فإن النبي- ﷺ أمر عليًّا بغسل أبيه أبي طالب. ويجوز إتباع جنازته ودفنه، ولكن لا يصلى عليه 

Nabi Saw. memerintahkan Ali untuk memandikan ayahnya, Abu Thalib. Boleh mengikuti pemakaman dan penguburannya, namun tidak boleh melakukan salat untuknya

Kasus ini sering menjadi landasan bahwa Islam menunjukkan belas kasih kepada keluarga, sekalipun mereka non-Muslim. Ali tetap menjalankan tugasnya sebagai seorang anak, menunjukkan hormat kepada ayahnya, namun tetap memperhatikan batasan agama. Sebagai contoh, Ali tidak menyalatkan Abu Thalib karena syariat melarang seorang Muslim untuk menyalatkan jenazah orang yang tidak beriman. Allah berfirman,

وَلا تُصَلِّ عَلَى أَحَدٍ مِنْهُمْ مَاتَ أَبَدًا

Jangan sekali-kali kamu mendoakan salah seorang di antara mereka yang meninggal.” (Q.S At-Taubah [9]: 84).

Mengikuti Pemakaman non-Muslim

Islam memperbolehkan umat Muslim mengikuti prosesi pemakaman dan penguburan kerabat non-Muslim, sebagai bentuk penghormatan terhadap hubungan sosial dan kekeluargaan. Menghadiri pemakamannya bukanlah masalah, selagi masih menjaga nilai-nilai agama, seperti tidak terlibat dalam doa atau ritual yang bertentangan dengan syariat

Namun, Islam melarang seorang Muslim untuk mensalatkan dan memohonkan ampunan kepada Allah bagi orang yang meninggal dalam keadaan tidak beriman. Hal ini berdasarkan pada firman Allah dalam Al-quran,

مَا كَانَ لِلنَّبِىِّ وَٱلَّذِينَ ءَامَنُوٓا۟ أَن يَسْتَغْفِرُوا۟ لِلْمُشْرِكِينَ وَلَوْ كَانُوٓا۟ أُو۟لِى قُرْبَىٰ مِنۢ بَعْدِ مَا تَبَيَّنَ لَهُمْ أَنَّهُمْ أَصْحَٰبُ ٱلْجَحِيمِ

“Tidak sepatutnya bagi Nabi dan orang-orang yang beriman memohonkan ampun (kepada Allah) bagi orang-orang musyrik, walaupun orang-orang musyrik itu adalah kaum kerabat (sendiri), sesudah jelas bagi mereka, bahwa orang-orang musyrik itu adalah penghuni neraka jahanam.” (QS. At-Taubah [9]: 113).

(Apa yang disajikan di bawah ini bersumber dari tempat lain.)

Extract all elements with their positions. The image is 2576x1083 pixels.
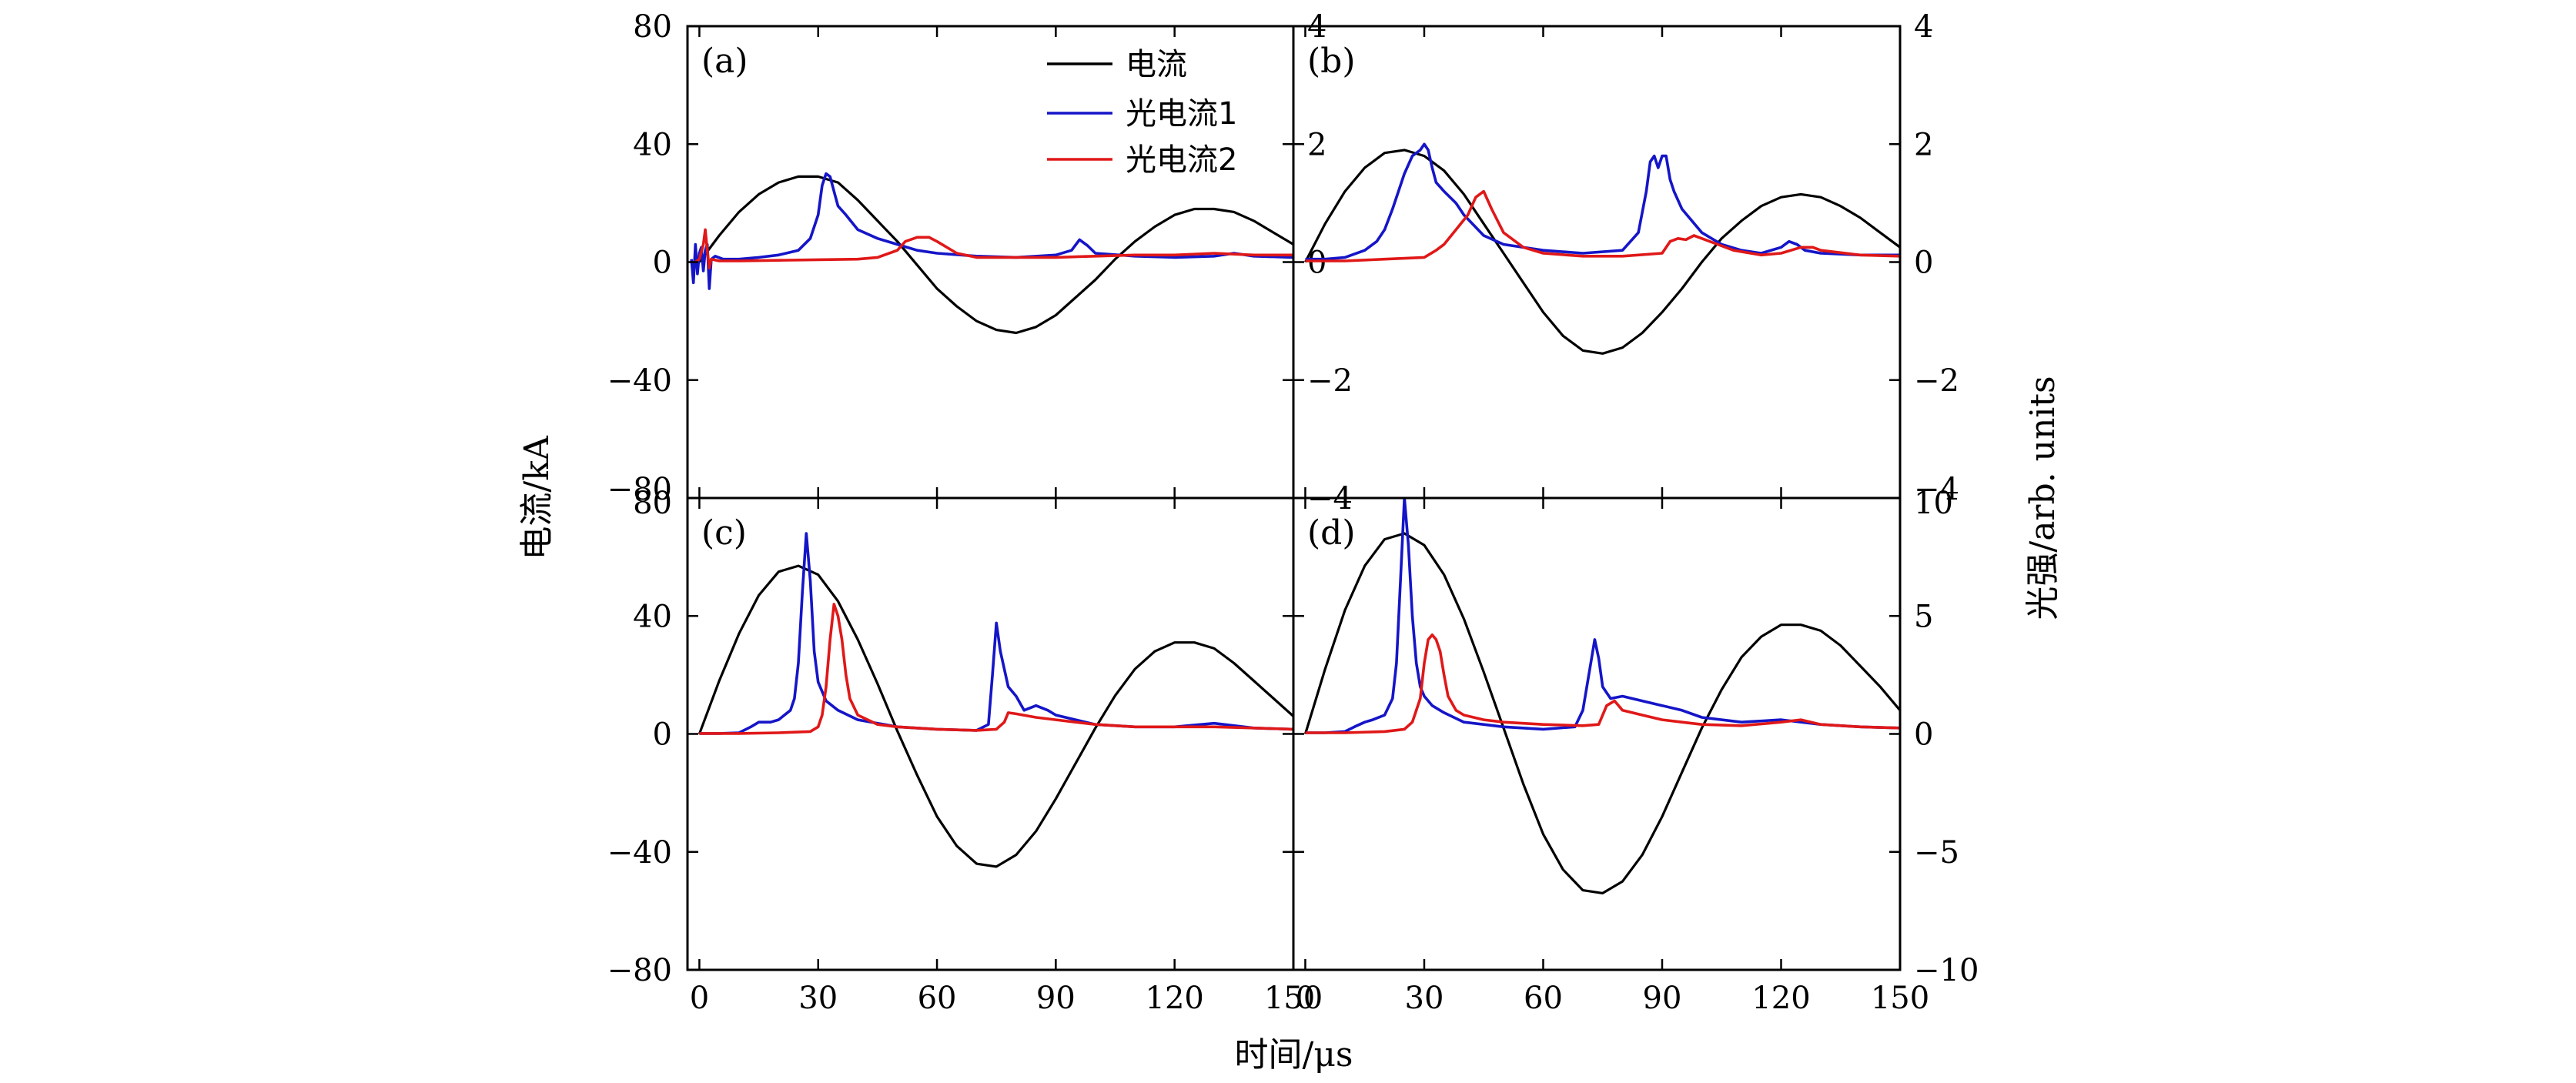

Ayat ini menegaskan batasan dalam berhubungan dengan non-Muslim. Yaitu tetap menghormati hubungan kekeluargaan dan mematuhi batasan syariat.

Islam telah mengatur dengan teliti tata cara pengurusan jenazah baik muslim maupun non-Muslim. Bagi seorang Muslim, yang lebih berhak memandikan dan mengurus jenazah adalah sesama Muslim. Namun, terdapat kelonggaran apabila kerabat non-Muslim harus membantu. Sebaliknya, bagi non-Muslim, kerabatnya lebih berhak mengurus jenazahnya. namun umat Muslim boleh terlibat dalam membantu, selama tidak melanggar prinsip-prinsip agama. Kisah Ali bin Abi Thalib yang memandikan ayahnya adalah contoh penting yang menunjukkan keseimbangan antara kewajiban keluarga dan batasan agama.